Eventually, Guan Sheng falls for a ruse by Huyan Zhuo, a former military officer who has joined the outlaws, and gets captured by the outlaws. Hao Siwen and Xuan Zan are also defeated and taken captive by Liangshan's Qin Ming and Hu Sanniang respectively. The outlaw commander Song Jiang treats the three captives respectfully and moves them with his sincerity, convincing them to surrender and join Liangshan.

== Battle of Lingzhou ==
After Guan Sheng's defection, Grand Tutor Cai Jing orders Shan Tinggui and Wei Dingguo, two military officers based in Lingzhou (凌州; in present-day Dezhou, Shandong), to lead government forces to attack the Liangshan outlaws.

Eager to prove himself, Guan Sheng volunteers to lead Liangshan forces to engage the enemy, with Xuan Zan and Hao Siwen serving as his lieutenants. In their first clash, Hao Siwen and Xuan Zan are lured by Shan Tinggui and Wei Dingguo respectively into traps and end up being taken captive.

While Shan Tinggui and Wei Dingguo remain behind to fight Guan Sheng, they order their men to escort Xuan Zan and Hao Siwen in prison carts back to the capital.

En route, the convoy is intercepted at Deadwood Hill (枯樹山) in Kouzhou (寇州; present-day Guan County, Shandong) by a group of outlaws led by Li Kui, Jiao Ting and Bao Xu. The two men are freed and they join the outlaws in attacking and capturing Lingzhou while Wei Dingguo is out fighting Guan Sheng.

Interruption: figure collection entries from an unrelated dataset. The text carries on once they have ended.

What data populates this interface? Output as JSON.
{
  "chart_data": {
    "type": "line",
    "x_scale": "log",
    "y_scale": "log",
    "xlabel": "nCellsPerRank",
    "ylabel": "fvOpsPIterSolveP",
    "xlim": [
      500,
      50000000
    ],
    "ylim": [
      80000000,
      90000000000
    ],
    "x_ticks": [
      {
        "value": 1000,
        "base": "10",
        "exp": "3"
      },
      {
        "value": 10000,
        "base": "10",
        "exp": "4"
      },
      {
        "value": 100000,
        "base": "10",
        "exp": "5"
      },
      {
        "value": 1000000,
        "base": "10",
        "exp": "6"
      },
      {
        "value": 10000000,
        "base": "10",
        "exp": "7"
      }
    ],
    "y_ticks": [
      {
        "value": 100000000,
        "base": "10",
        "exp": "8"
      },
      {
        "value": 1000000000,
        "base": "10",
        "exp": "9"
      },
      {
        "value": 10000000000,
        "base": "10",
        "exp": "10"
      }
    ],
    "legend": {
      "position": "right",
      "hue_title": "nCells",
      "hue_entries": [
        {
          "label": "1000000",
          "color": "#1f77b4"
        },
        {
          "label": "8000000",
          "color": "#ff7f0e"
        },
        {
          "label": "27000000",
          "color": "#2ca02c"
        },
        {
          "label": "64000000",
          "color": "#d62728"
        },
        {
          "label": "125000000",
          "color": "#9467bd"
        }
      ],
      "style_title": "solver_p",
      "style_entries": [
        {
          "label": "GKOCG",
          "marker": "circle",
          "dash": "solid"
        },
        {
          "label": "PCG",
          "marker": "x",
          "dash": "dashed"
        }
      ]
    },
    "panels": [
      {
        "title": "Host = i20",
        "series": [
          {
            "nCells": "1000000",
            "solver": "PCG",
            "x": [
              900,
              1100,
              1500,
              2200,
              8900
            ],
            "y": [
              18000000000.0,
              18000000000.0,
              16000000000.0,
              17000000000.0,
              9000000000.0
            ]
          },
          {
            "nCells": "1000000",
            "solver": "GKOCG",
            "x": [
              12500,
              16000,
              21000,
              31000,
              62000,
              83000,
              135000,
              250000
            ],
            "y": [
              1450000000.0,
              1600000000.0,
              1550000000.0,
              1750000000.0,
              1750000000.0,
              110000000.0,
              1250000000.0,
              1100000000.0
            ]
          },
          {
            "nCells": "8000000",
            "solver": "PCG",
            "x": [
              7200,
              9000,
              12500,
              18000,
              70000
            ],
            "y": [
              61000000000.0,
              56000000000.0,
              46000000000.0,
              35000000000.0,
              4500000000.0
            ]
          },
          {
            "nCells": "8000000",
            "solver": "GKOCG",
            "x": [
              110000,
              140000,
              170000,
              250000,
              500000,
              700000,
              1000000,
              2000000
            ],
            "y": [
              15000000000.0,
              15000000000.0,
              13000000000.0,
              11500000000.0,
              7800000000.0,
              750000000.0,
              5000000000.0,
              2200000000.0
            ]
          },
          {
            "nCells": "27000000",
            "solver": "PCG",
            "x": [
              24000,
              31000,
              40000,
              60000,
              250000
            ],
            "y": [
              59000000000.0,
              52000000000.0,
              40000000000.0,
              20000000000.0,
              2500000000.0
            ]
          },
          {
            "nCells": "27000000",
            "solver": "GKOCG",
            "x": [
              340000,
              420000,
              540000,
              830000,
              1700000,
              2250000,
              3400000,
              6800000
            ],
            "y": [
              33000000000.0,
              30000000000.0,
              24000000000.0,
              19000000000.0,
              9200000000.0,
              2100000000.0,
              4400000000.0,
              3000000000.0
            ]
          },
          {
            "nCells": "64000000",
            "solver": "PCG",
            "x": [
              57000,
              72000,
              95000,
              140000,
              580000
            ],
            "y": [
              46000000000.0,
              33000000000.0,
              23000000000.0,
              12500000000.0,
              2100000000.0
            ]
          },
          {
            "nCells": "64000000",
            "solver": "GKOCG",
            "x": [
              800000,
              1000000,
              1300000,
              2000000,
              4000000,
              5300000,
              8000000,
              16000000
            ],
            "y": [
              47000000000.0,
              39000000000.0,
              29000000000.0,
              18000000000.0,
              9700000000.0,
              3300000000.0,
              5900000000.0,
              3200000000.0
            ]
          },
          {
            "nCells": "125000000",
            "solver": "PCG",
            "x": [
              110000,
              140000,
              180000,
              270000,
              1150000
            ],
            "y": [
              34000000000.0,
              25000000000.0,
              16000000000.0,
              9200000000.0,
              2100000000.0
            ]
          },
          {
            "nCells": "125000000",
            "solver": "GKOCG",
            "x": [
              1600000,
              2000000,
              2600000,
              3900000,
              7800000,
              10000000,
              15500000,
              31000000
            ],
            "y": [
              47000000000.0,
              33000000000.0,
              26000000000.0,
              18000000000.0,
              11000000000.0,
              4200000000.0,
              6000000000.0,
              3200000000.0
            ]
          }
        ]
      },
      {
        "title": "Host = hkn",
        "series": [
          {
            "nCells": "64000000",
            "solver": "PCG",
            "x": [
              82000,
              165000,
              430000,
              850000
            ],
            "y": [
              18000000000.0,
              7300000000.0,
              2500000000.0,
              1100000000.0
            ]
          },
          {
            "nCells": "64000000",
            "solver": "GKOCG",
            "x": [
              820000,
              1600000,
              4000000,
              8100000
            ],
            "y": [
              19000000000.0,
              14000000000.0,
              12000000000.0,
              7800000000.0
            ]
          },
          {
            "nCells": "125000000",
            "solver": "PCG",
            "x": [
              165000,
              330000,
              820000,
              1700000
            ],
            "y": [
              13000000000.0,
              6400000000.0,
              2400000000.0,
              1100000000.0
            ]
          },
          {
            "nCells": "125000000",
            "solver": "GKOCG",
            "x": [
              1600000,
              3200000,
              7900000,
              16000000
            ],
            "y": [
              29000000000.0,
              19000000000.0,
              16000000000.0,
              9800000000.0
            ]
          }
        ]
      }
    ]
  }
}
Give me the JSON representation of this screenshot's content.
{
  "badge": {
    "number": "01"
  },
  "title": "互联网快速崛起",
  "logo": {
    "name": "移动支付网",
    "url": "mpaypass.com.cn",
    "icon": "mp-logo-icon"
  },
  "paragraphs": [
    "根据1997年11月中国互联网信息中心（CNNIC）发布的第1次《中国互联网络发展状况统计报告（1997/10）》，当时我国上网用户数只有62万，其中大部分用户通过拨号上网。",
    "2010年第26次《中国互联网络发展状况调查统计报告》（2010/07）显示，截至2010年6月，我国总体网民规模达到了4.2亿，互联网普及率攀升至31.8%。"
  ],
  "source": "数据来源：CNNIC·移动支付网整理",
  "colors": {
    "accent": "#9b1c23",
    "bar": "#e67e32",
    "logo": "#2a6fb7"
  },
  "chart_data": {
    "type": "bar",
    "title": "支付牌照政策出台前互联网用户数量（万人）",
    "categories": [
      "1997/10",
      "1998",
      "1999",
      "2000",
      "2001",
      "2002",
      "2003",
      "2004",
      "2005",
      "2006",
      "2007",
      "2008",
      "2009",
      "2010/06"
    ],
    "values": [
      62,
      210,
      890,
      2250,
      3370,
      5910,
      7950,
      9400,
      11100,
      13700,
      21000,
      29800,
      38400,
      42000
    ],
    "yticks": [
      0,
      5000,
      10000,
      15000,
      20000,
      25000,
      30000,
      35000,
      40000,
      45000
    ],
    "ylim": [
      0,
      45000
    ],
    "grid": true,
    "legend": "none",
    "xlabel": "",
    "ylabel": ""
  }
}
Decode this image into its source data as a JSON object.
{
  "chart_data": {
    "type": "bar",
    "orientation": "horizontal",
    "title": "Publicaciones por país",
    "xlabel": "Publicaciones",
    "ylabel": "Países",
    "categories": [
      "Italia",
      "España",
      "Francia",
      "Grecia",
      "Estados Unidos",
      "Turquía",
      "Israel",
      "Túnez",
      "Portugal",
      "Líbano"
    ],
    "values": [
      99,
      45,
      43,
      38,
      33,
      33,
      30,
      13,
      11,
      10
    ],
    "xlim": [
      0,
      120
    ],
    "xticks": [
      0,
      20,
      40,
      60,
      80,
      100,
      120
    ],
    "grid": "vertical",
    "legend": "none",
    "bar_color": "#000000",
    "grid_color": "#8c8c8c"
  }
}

Shan Tinggui, who has been defeated and captured earlier by Guan Sheng, has surrendered and joined the Liangshan outlaws. He comes to meet Wei Dingguo and manages to convince him to do the same.

== Campaigns and death ==
Xuan Zan is appointed as a Tiger Cub Patrol Commander of the Liangshan cavalry after the 108 Heroes are fully assembled. He participates in the campaigns against the Liao invaders and the rebel forces in Song territory after the outlaws receive amnesty from Emperor Huizong.

During the final campaign against Fang La's rebel forces, Xuan Zan is assigned to attack Suzhou. He faces the enemy warrior Guo Shiguang in battle, and they end up killing each other.